A note on forward iteration of inner functions
Gustavo Rodrigues Ferreira
TL;DR
This work addresses forward iteration of inner holomorphic self-maps of the unit disk and establishes a dichotomy for locally uniform limits: any limit $F$ of the forward iterates $F_n=f_n\circ\cdots\circ f_1$ is either constant or inner, with non-constant limits characterized by $\sum_{n\ge1} (1 - |f_n'(0)|) < \infty$. In the Blaschke special case, the same dichotomy holds and, under a Frostman-type summability condition $\sum_{n\ge1} (1 - b_n'(0)) \log\frac{1}{1 - b_n'(0)} < \infty$ (with uniformly bounded degree growth), the boundary extensions converge in $L^1$ to the boundary limit; without this condition, boundary values may diverge on the entire boundary. The paper also proves that zeros of the iterates satisfy $Z(B_n)\subset Z(B_{n+1})$ and $Z(B)=\cup_n Z(B_n)$, implying the Blaschke condition $\sum_{z\in Z(B)} (1 - |z|) < \infty$ for the limit Blaschke product. A constructive counterexample shows Frostman failure leads to boundary divergence, highlighting the sharpness of the convergence criteria. Overall, the results connect forward-iteration dynamics of inner functions to zero-set structure and boundary behavior through precise summability and Frostman-type conditions.
Abstract
A well-known problem in holomorphic dynamics is to obtain Denjoy--Wolff-type results for compositions of self-maps of the unit disc. Here, we tackle the particular case of inner functions: if $f_n:\mathbb{D}\to\mathbb{D}$ are inner functions fixing the origin, we show that a limit function of $f_n\circ\cdots\circ f_1$ is either constant or an inner function.
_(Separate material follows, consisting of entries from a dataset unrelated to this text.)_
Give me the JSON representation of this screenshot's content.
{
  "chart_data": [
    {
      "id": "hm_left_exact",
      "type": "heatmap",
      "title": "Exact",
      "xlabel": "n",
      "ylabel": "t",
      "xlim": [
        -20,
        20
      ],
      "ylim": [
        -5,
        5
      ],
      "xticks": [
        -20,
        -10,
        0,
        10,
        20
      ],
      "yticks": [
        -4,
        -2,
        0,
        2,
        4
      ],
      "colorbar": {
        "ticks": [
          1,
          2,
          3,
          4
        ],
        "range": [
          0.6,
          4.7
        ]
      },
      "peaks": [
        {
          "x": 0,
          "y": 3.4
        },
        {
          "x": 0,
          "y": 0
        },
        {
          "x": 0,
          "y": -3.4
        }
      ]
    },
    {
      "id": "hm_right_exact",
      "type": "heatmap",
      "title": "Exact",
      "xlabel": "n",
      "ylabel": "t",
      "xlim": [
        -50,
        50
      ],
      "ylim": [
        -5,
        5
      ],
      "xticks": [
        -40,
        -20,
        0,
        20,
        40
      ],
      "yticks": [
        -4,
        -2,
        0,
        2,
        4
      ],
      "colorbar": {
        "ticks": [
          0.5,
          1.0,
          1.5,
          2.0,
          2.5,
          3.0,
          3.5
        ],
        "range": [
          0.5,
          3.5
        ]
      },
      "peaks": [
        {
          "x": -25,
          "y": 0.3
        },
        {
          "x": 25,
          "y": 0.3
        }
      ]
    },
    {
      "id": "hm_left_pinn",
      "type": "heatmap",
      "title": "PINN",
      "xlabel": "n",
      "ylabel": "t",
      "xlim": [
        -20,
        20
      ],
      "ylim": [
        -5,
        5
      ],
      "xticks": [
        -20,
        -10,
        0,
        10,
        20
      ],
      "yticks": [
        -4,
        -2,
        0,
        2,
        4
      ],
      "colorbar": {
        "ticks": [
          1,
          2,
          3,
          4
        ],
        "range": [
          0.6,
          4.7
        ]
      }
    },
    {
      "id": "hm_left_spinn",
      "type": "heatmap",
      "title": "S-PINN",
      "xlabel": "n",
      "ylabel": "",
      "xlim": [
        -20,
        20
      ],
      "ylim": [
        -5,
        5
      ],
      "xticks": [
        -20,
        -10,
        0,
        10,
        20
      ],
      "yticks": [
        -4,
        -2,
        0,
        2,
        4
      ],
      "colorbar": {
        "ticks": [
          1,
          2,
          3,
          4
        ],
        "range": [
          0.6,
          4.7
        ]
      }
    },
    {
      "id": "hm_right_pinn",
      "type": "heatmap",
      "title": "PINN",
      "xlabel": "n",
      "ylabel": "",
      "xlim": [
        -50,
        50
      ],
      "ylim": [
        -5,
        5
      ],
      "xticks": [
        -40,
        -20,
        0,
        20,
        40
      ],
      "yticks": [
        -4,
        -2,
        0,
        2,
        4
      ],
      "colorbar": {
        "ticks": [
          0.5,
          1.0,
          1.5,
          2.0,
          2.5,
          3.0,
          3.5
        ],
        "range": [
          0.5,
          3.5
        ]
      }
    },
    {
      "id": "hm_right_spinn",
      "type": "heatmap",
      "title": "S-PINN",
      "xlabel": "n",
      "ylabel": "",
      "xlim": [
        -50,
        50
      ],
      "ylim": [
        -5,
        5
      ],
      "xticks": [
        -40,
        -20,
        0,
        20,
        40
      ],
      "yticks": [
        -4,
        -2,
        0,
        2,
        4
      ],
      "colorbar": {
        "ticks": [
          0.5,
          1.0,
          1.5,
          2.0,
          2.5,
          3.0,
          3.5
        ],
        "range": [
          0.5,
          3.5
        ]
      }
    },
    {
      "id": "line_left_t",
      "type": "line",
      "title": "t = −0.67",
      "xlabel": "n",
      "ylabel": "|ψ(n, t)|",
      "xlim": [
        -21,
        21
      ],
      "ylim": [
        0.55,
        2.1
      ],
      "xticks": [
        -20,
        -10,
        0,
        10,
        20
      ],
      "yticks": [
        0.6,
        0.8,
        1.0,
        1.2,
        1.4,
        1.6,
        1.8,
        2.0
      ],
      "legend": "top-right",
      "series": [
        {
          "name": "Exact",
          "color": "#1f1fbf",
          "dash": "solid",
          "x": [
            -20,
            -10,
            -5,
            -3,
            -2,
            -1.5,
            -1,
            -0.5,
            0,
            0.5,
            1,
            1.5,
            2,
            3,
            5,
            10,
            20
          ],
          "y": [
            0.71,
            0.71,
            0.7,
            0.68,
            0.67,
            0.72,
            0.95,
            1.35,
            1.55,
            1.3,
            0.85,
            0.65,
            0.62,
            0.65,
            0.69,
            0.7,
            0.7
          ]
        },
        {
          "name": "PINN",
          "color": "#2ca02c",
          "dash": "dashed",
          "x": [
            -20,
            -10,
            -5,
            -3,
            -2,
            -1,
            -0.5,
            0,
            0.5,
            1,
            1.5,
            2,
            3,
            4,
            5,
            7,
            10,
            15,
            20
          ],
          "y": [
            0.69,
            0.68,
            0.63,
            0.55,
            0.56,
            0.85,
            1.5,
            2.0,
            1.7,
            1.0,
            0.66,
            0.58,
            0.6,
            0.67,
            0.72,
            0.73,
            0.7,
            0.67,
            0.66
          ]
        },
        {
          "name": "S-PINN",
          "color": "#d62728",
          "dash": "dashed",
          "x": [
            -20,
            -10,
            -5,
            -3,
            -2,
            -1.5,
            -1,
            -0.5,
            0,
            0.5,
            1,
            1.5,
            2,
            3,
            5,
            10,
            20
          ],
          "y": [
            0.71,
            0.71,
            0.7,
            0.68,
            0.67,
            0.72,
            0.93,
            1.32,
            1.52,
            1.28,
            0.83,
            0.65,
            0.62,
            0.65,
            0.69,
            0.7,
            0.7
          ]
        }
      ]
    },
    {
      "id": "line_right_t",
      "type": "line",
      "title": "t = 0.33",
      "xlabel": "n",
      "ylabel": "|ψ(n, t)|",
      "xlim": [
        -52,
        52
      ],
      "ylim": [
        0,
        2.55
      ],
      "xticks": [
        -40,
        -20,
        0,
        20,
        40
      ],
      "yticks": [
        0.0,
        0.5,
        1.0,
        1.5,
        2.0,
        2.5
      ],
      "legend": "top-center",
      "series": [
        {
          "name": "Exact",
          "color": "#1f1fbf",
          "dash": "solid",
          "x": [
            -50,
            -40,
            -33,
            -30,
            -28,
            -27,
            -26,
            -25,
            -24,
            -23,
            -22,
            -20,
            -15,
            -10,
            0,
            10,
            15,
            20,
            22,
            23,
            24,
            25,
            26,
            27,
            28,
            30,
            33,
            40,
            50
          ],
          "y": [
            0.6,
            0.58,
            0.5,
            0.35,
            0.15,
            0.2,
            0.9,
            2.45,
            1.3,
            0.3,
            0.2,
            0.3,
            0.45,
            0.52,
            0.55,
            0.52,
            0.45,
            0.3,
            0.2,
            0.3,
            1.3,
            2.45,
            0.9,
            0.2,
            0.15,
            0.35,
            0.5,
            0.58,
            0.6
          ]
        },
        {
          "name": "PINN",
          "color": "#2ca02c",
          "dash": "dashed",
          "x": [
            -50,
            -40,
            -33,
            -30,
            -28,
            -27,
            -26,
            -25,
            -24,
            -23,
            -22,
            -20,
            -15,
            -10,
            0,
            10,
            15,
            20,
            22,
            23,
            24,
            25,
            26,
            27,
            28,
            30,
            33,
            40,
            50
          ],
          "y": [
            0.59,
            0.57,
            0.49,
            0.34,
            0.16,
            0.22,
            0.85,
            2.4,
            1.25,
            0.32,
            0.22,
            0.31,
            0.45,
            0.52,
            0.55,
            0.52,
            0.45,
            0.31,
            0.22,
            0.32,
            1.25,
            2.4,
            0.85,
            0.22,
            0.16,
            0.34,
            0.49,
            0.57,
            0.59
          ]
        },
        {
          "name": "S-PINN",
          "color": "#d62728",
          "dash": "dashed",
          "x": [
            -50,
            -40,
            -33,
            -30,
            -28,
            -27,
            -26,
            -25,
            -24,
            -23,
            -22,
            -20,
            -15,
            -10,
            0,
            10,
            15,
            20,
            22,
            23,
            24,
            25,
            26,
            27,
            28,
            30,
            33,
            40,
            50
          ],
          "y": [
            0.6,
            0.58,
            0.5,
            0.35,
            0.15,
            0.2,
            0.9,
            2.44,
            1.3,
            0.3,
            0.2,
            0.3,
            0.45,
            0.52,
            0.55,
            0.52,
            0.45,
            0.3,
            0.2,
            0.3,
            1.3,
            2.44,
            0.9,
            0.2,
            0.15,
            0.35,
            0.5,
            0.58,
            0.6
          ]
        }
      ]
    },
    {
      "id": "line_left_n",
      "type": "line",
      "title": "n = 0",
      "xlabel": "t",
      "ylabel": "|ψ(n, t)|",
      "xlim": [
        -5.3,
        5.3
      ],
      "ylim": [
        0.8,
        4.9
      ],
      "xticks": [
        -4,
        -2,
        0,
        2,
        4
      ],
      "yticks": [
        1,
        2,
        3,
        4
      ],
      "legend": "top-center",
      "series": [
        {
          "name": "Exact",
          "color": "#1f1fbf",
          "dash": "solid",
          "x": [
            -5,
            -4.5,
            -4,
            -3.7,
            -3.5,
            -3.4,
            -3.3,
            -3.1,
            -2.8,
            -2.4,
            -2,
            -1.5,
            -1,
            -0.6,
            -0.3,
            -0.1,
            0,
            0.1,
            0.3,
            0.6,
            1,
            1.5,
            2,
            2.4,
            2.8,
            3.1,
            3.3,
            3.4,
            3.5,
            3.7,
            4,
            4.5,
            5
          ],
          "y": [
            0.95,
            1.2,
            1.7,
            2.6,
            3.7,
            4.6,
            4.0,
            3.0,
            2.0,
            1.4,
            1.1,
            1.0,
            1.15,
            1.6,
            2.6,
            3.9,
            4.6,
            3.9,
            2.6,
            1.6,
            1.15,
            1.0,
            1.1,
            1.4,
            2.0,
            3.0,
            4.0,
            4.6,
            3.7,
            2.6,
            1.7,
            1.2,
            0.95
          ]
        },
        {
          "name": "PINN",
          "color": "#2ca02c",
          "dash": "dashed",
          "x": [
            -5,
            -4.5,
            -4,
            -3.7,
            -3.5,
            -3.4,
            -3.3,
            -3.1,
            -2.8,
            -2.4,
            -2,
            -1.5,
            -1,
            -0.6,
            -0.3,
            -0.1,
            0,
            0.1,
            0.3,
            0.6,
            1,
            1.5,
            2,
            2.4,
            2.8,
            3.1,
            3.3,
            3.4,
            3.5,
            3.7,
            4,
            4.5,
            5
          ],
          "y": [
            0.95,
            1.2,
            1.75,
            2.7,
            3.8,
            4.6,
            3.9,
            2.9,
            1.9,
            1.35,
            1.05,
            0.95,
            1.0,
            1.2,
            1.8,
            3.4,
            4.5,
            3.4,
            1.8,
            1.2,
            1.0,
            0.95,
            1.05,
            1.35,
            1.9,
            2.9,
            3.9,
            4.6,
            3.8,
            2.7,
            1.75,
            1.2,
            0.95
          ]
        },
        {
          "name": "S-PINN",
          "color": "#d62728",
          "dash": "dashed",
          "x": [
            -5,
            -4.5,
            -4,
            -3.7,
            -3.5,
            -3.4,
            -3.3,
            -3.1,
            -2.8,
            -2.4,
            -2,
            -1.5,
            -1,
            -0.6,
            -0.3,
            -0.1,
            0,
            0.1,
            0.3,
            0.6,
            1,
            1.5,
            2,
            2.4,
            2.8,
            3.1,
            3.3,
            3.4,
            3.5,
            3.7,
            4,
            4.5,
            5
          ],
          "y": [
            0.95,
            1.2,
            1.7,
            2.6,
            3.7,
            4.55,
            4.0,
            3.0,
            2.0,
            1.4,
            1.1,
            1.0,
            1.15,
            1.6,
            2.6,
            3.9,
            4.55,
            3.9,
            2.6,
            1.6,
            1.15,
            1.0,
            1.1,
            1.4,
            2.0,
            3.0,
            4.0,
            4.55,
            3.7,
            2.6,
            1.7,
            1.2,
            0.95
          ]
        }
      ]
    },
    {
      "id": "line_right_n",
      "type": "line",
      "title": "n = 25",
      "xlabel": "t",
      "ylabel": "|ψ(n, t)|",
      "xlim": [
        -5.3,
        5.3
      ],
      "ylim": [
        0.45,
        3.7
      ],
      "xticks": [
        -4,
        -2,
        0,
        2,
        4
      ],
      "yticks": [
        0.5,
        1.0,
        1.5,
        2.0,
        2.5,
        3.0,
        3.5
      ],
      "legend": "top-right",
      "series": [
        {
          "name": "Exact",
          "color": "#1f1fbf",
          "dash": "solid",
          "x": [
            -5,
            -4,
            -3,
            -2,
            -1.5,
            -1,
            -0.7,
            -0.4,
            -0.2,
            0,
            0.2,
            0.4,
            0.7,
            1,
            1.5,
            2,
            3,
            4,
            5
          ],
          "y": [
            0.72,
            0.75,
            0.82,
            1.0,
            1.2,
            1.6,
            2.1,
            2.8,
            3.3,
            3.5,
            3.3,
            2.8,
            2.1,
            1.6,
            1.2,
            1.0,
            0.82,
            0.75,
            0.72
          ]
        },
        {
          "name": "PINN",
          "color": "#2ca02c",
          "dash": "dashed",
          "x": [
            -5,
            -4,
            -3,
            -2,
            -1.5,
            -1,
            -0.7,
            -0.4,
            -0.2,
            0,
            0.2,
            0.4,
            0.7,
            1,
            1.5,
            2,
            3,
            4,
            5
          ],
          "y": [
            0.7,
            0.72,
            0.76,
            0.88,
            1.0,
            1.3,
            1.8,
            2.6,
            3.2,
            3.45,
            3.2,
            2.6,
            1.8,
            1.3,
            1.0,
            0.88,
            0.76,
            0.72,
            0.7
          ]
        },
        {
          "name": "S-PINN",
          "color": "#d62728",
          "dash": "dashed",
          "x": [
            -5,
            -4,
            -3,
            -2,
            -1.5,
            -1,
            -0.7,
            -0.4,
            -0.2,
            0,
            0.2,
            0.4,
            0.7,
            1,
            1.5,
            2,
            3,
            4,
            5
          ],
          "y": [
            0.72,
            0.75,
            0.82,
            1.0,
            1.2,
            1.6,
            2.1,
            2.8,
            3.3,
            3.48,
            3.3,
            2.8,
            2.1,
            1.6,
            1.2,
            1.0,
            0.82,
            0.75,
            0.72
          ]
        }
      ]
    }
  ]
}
For the special case of Blaschke products, we prove a similar result and show, furthermore, that imposing certain conditions on the speed of convergence guarantees $L^1$ convergence of the boundary extensions. We give a counterexample showing that, without these extra conditions, the boundary extensions may diverge at all points of $\partial\mathbb{D}$.